La sua ultima opera, rimasta incompiuta, è “La vita della mente” (1978). Hannah si chiese quale fosse il ruolo del pensiero nella politica, ma anche nell’esistenza umana. Pensare è compito di ognuno di noi; un diritto, ma anche un dovere e una responsabilità. La mancanza di pensiero porta al totale annichilimento e, di conseguenza, alla morte del bene.

Dobbiamo imparare a coltivare la nostra capacità di discernimento, porre continuamente domande, riflettere, avere dubbi, soprattutto nei confronti di “verità preconfezionate” che ci vengono presentate come uniche e immutabili.

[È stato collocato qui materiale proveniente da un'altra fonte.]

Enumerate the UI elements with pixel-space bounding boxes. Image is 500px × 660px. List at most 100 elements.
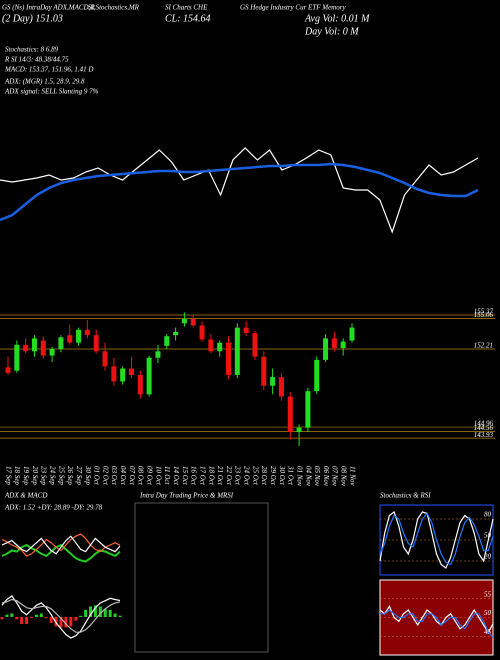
header-value: Day Vol: 0 M xyxy=(304,26,359,37)
x-tick-label: 23 Oct xyxy=(234,466,242,486)
header-value: Avg Vol: 0.01 M xyxy=(304,13,370,24)
x-tick-label: 21 Oct xyxy=(216,466,224,486)
series-line xyxy=(1,533,121,557)
histogram-bar xyxy=(5,614,9,617)
x-tick-label: 04 Oct xyxy=(119,466,127,486)
series-line xyxy=(1,598,121,633)
candle-body xyxy=(49,349,55,356)
stat: Stochastics: 8 6.89 xyxy=(5,46,59,54)
header-value: CL: 154.64 xyxy=(165,13,211,24)
x-tick-label: 08 Nov xyxy=(340,466,348,487)
series-line xyxy=(379,512,494,566)
x-tick-label: 28 Oct xyxy=(260,466,268,486)
x-tick-label: 11 Nov xyxy=(348,466,356,486)
candle-body xyxy=(58,337,64,350)
candle-body xyxy=(111,366,117,382)
histogram-bar xyxy=(93,605,97,617)
candle-body xyxy=(270,377,276,386)
candle-body xyxy=(234,327,240,375)
x-tick-label: 24 Sep xyxy=(48,466,56,485)
histogram-bar xyxy=(59,617,63,628)
x-tick-label: 30 Sep xyxy=(84,465,92,485)
histogram-bar xyxy=(25,617,29,624)
histogram-bar xyxy=(0,617,4,620)
header-text: GS (Ns) IntraDay ADX,MACD,R xyxy=(2,4,95,12)
x-tick-label: 27 Sep xyxy=(75,466,83,485)
series-line xyxy=(379,511,494,569)
histogram-bar xyxy=(79,615,83,617)
histogram-bar xyxy=(30,617,33,619)
histogram-bar xyxy=(49,617,53,623)
x-tick-label: 26 Sep xyxy=(66,466,74,485)
histogram-bar xyxy=(74,617,78,621)
histogram-bar xyxy=(69,617,73,627)
panel-title: Stochastics & RSI xyxy=(380,492,431,500)
stat: R SI 14/3: 48.38/44.75 xyxy=(4,56,69,64)
candle-body xyxy=(287,396,293,433)
x-tick-label: 15 Oct xyxy=(181,466,189,486)
x-tick-label: 23 Sep xyxy=(40,466,48,485)
candle-body xyxy=(208,339,214,352)
candle-body xyxy=(84,329,90,336)
x-tick-label: 29 Oct xyxy=(269,466,277,486)
x-tick-label: 18 Sep xyxy=(13,466,21,485)
x-tick-label: 31 Oct xyxy=(287,465,295,486)
header-text: GS Hedge Industry Cur ETF Memory xyxy=(240,4,346,12)
x-tick-label: 01 Nov xyxy=(295,466,303,487)
x-tick-label: 17 Oct xyxy=(198,466,206,486)
candle-body xyxy=(323,338,329,360)
x-tick-label: 30 Oct xyxy=(278,465,286,486)
candle-body xyxy=(164,336,170,346)
candle-body xyxy=(40,340,46,356)
candle-body xyxy=(128,368,134,375)
x-tick-label: 18 Oct xyxy=(207,466,215,486)
histogram-bar xyxy=(20,617,24,624)
y-tick-label: 20 xyxy=(484,553,492,561)
candle-body xyxy=(146,357,152,395)
y-tick-label: 55 xyxy=(484,590,492,598)
histogram-bar xyxy=(118,615,122,617)
candle-body xyxy=(14,344,20,371)
x-tick-label: 24 Oct xyxy=(243,466,251,486)
candle-body xyxy=(31,338,37,352)
candle-body xyxy=(93,335,99,352)
candle-body xyxy=(137,374,143,395)
candle-body xyxy=(102,351,108,367)
histogram-bar xyxy=(103,608,107,617)
x-tick-label: 22 Oct xyxy=(225,466,233,486)
x-tick-label: 17 Sep xyxy=(4,466,12,485)
candle-body xyxy=(199,325,205,340)
series-line xyxy=(1,595,121,639)
y-tick-label: 80 xyxy=(484,511,492,519)
series-line xyxy=(1,535,121,555)
x-tick-label: 11 Oct xyxy=(163,466,171,485)
candle-body xyxy=(252,332,258,357)
x-tick-label: 04 Nov xyxy=(304,466,312,487)
candle-body xyxy=(305,391,311,428)
candle-body xyxy=(261,356,267,386)
x-tick-label: 09 Oct xyxy=(146,466,154,486)
histogram-bar xyxy=(98,606,102,617)
x-tick-label: 16 Oct xyxy=(190,466,198,486)
x-tick-label: 01 Oct xyxy=(93,466,101,486)
panel-subtitle: ADX: 1.52 +DY: 28.89 -DY: 29.78 xyxy=(4,504,103,512)
candle-body xyxy=(314,359,320,392)
x-tick-label: 19 Sep xyxy=(22,466,30,485)
candle-body xyxy=(226,342,232,375)
x-tick-label: 14 Oct xyxy=(172,466,180,486)
header-text: SI,Stochastics,MR xyxy=(88,4,140,12)
x-tick-label: 10 Oct xyxy=(154,466,162,486)
x-tick-label: 08 Oct xyxy=(137,466,145,486)
intraday-panel xyxy=(134,502,269,653)
header-text: SI Charts CHE xyxy=(165,4,208,12)
candle-body xyxy=(155,351,161,358)
candle-body xyxy=(190,318,196,326)
histogram-bar xyxy=(64,617,68,628)
price-label: 144.56 xyxy=(474,424,494,432)
candle-body xyxy=(340,341,346,349)
series-line xyxy=(1,543,121,563)
panel-title: ADX & MACD xyxy=(4,492,47,500)
candle-body xyxy=(76,329,82,343)
histogram-bar xyxy=(34,614,38,617)
price-label: 155.06 xyxy=(474,311,494,319)
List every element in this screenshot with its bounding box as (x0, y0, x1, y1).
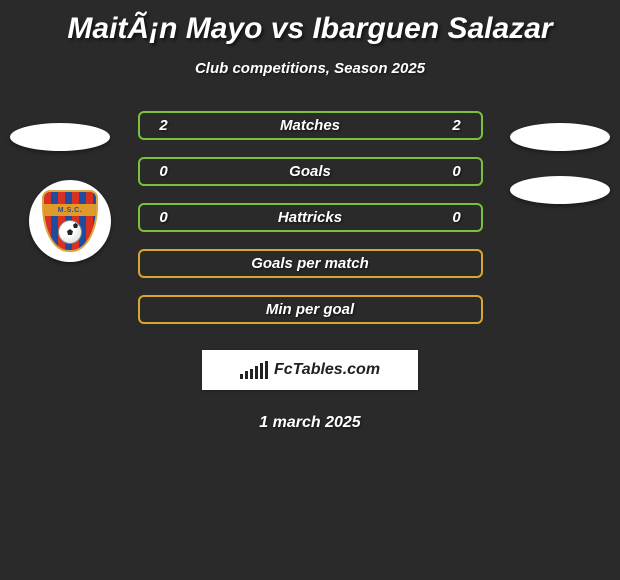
stat-label: Goals (174, 163, 447, 180)
shield-icon: M.S.C. (42, 190, 98, 252)
stat-label: Min per goal (154, 301, 467, 318)
stat-right-value: 2 (447, 117, 467, 134)
player-ellipse-left-1 (10, 123, 110, 151)
stat-left-value: 0 (154, 163, 174, 180)
stat-row-goals: 0 Goals 0 (138, 157, 483, 186)
shield-band-text: M.S.C. (44, 204, 96, 216)
club-badge: M.S.C. (29, 180, 111, 262)
stat-row-min-per-goal: Min per goal (138, 295, 483, 324)
subtitle: Club competitions, Season 2025 (0, 60, 620, 77)
soccer-ball-icon (58, 220, 82, 244)
brand-text: FcTables.com (274, 361, 380, 379)
stat-row-matches: 2 Matches 2 (138, 111, 483, 140)
stats-table: 2 Matches 2 0 Goals 0 0 Hattricks 0 Goal… (138, 111, 483, 324)
brand-logo: FcTables.com (202, 350, 418, 390)
stat-right-value: 0 (447, 163, 467, 180)
page-date: 1 march 2025 (0, 414, 620, 432)
stat-left-value: 0 (154, 209, 174, 226)
stat-label: Matches (174, 117, 447, 134)
stat-left-value: 2 (154, 117, 174, 134)
page-title: MaitÃ¡n Mayo vs Ibarguen Salazar (0, 8, 620, 50)
player-ellipse-right-1 (510, 123, 610, 151)
stat-row-goals-per-match: Goals per match (138, 249, 483, 278)
bar-chart-icon (240, 361, 268, 379)
stat-label: Goals per match (154, 255, 467, 272)
stat-row-hattricks: 0 Hattricks 0 (138, 203, 483, 232)
stat-right-value: 0 (447, 209, 467, 226)
player-ellipse-right-2 (510, 176, 610, 204)
stat-label: Hattricks (174, 209, 447, 226)
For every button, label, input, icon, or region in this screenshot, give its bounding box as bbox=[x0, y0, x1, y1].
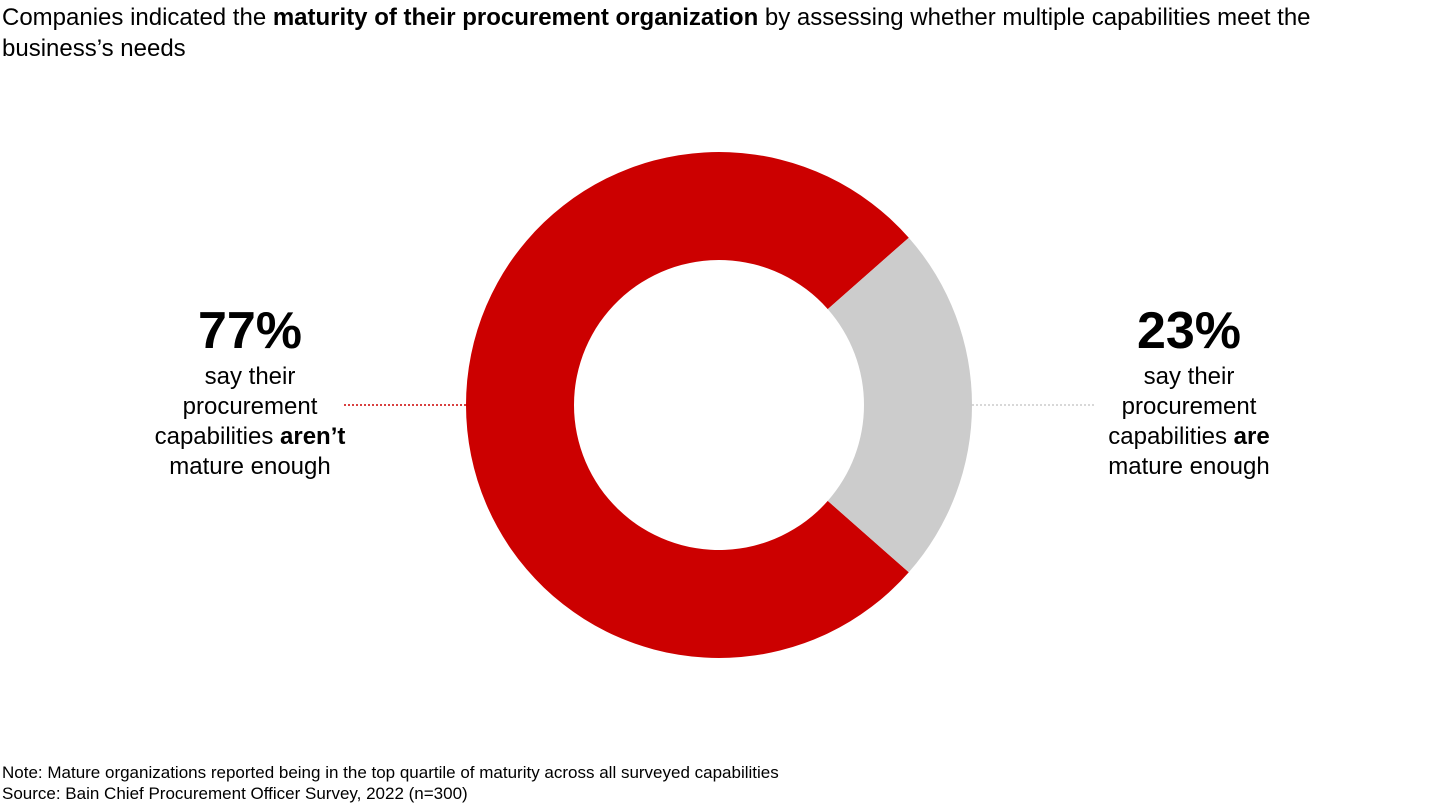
chart-footer: Note: Mature organizations reported bein… bbox=[2, 762, 779, 804]
callout-line-3-plain: capabilities bbox=[1108, 423, 1234, 450]
footnote: Note: Mature organizations reported bein… bbox=[2, 763, 779, 782]
chart-title: Companies indicated the maturity of thei… bbox=[2, 2, 1422, 64]
callout-line-3: capabilities aren’t bbox=[120, 422, 380, 452]
callout-line-1: say their bbox=[1143, 363, 1235, 390]
title-text-bold: maturity of their procurement organizati… bbox=[272, 4, 759, 31]
callout-not-mature: 77% say their procurement capabilities a… bbox=[120, 300, 380, 482]
callout-line-4: mature enough bbox=[169, 453, 331, 480]
callout-line-4: mature enough bbox=[1108, 453, 1270, 480]
value-label-not-mature: 77% bbox=[197, 302, 303, 360]
title-text-prefix: Companies indicated the bbox=[2, 4, 273, 31]
callout-line-3-bold: are bbox=[1233, 423, 1270, 450]
callout-mature: 23% say their procurement capabilities a… bbox=[1059, 300, 1319, 482]
value-label-mature: 23% bbox=[1136, 302, 1242, 360]
slice-mature bbox=[827, 237, 972, 573]
callout-line-2: procurement bbox=[182, 393, 318, 420]
callout-line-1: say their bbox=[204, 363, 296, 390]
callout-line-3-bold: aren’t bbox=[280, 423, 346, 450]
title-text-suffix: by assessing whether multiple capabiliti… bbox=[2, 4, 1311, 62]
source-note: Source: Bain Chief Procurement Officer S… bbox=[2, 784, 468, 803]
slice-not-mature bbox=[465, 151, 909, 658]
callout-line-3-plain: capabilities bbox=[154, 423, 281, 450]
callout-line-2: procurement bbox=[1121, 393, 1257, 420]
callout-line-3: capabilities are bbox=[1059, 422, 1319, 452]
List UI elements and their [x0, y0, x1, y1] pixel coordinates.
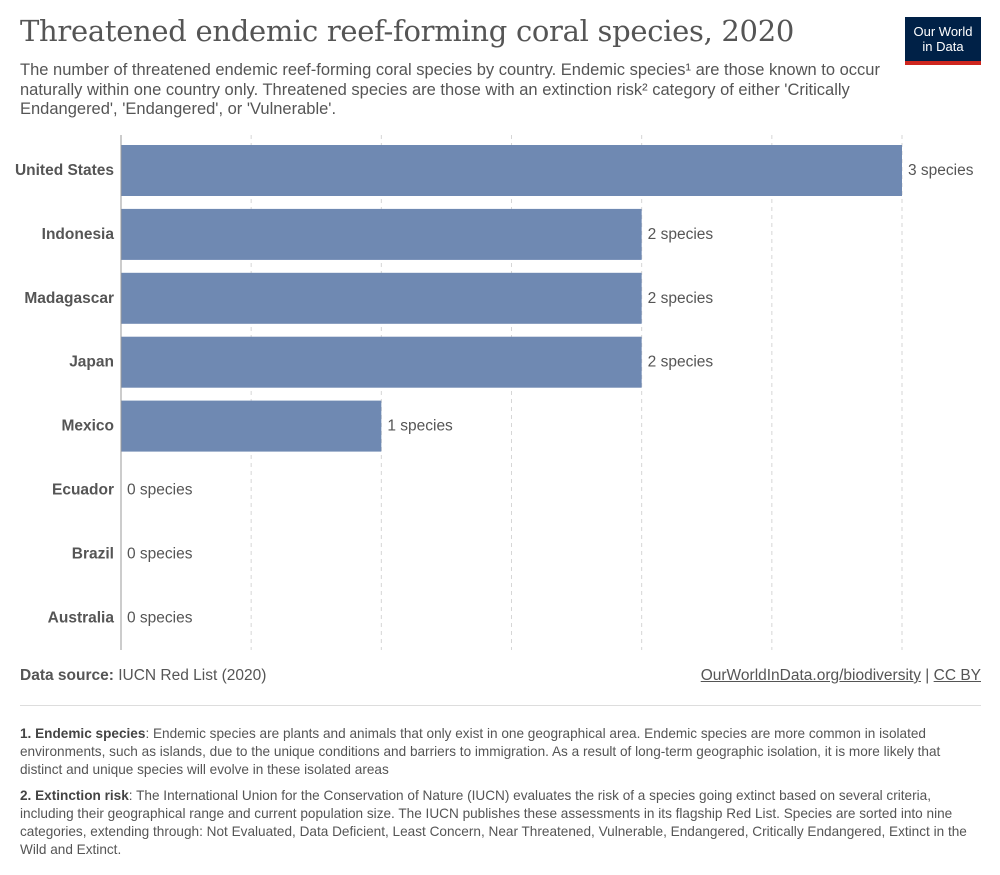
footnote-text: : The International Union for the Conser…	[20, 788, 967, 857]
value-label: 3 species	[908, 162, 974, 179]
owid-logo[interactable]: Our World in Data	[905, 17, 981, 65]
bar[interactable]	[121, 400, 382, 452]
chart-title: Threatened endemic reef-forming coral sp…	[20, 14, 795, 48]
bars	[121, 145, 902, 452]
bar[interactable]	[121, 208, 642, 260]
value-label: 0 species	[127, 609, 193, 626]
value-label: 0 species	[127, 482, 193, 499]
gridlines	[250, 135, 903, 650]
footnote-heading: 2. Extinction risk	[20, 788, 129, 803]
source-label: Data source:	[20, 667, 114, 684]
value-label: 0 species	[127, 545, 193, 562]
value-label: 2 species	[648, 226, 714, 243]
link-separator: |	[925, 667, 930, 684]
value-label: 1 species	[387, 418, 453, 435]
value-labels: 3 species 2 species 2 species 2 species 1 sp…	[127, 162, 974, 626]
category-label: Mexico	[61, 418, 114, 435]
category-label: United States	[15, 162, 114, 179]
footnote-endemic-species: 1. Endemic species: Endemic species are …	[20, 725, 975, 779]
logo-line-1: Our World	[913, 24, 973, 39]
license-link[interactable]: CC BY	[933, 667, 981, 684]
category-label: Indonesia	[42, 226, 115, 243]
footer-links: OurWorldInData.org/biodiversity | CC BY	[701, 667, 981, 685]
category-label: Madagascar	[24, 290, 114, 307]
category-label: Australia	[48, 609, 115, 626]
value-label: 2 species	[648, 290, 714, 307]
category-label: Brazil	[72, 545, 114, 562]
bar[interactable]	[121, 272, 642, 324]
footnote-text: : Endemic species are plants and animals…	[20, 726, 941, 777]
chart-subtitle: The number of threatened endemic reef-fo…	[20, 61, 880, 118]
source-text: IUCN Red List (2020)	[118, 667, 267, 684]
footnote-heading: 1. Endemic species	[20, 726, 146, 741]
biodiversity-link[interactable]: OurWorldInData.org/biodiversity	[700, 667, 921, 684]
category-labels: United States Indonesia Madagascar Japan Mex…	[15, 162, 114, 626]
category-label: Ecuador	[52, 482, 114, 499]
footnote-extinction-risk: 2. Extinction risk: The International Un…	[20, 787, 975, 859]
category-label: Japan	[69, 354, 114, 371]
data-source: Data source: IUCN Red List (2020)	[20, 667, 266, 685]
logo-line-2: in Data	[922, 39, 964, 54]
bar-chart: United States Indonesia Madagascar Japan Mex…	[15, 135, 974, 650]
value-label: 2 species	[648, 354, 714, 371]
bar[interactable]	[121, 145, 902, 196]
bar[interactable]	[121, 336, 642, 388]
footer-divider	[20, 705, 981, 706]
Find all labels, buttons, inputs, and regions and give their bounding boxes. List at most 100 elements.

Solo questo può salvarci dallo svilimento e dallo sgretolamento del pensiero e del mondo. Il pensiero di Hannah Arendt, basato sull’analisi diretta degli eventi, è attualissimo, un monito per i nostri tempi confusi e le nostre menti troppo spesso distratte dal nulla.


Bibliografia

Cristina Sanchez, “Hannah Arendt. La politica in tempi bui”, Hachette, 2015;

Boella Laura, “Hannah Arendt. Agire politicamente. Pensare politicamente”, Feltrinelli, 1995;

Arendt Hannah, “La banalità del male”, Feltrinelli, 2015;

Arendt Hannah, “Le origini del totalitarismo”, Einaudi, 2009.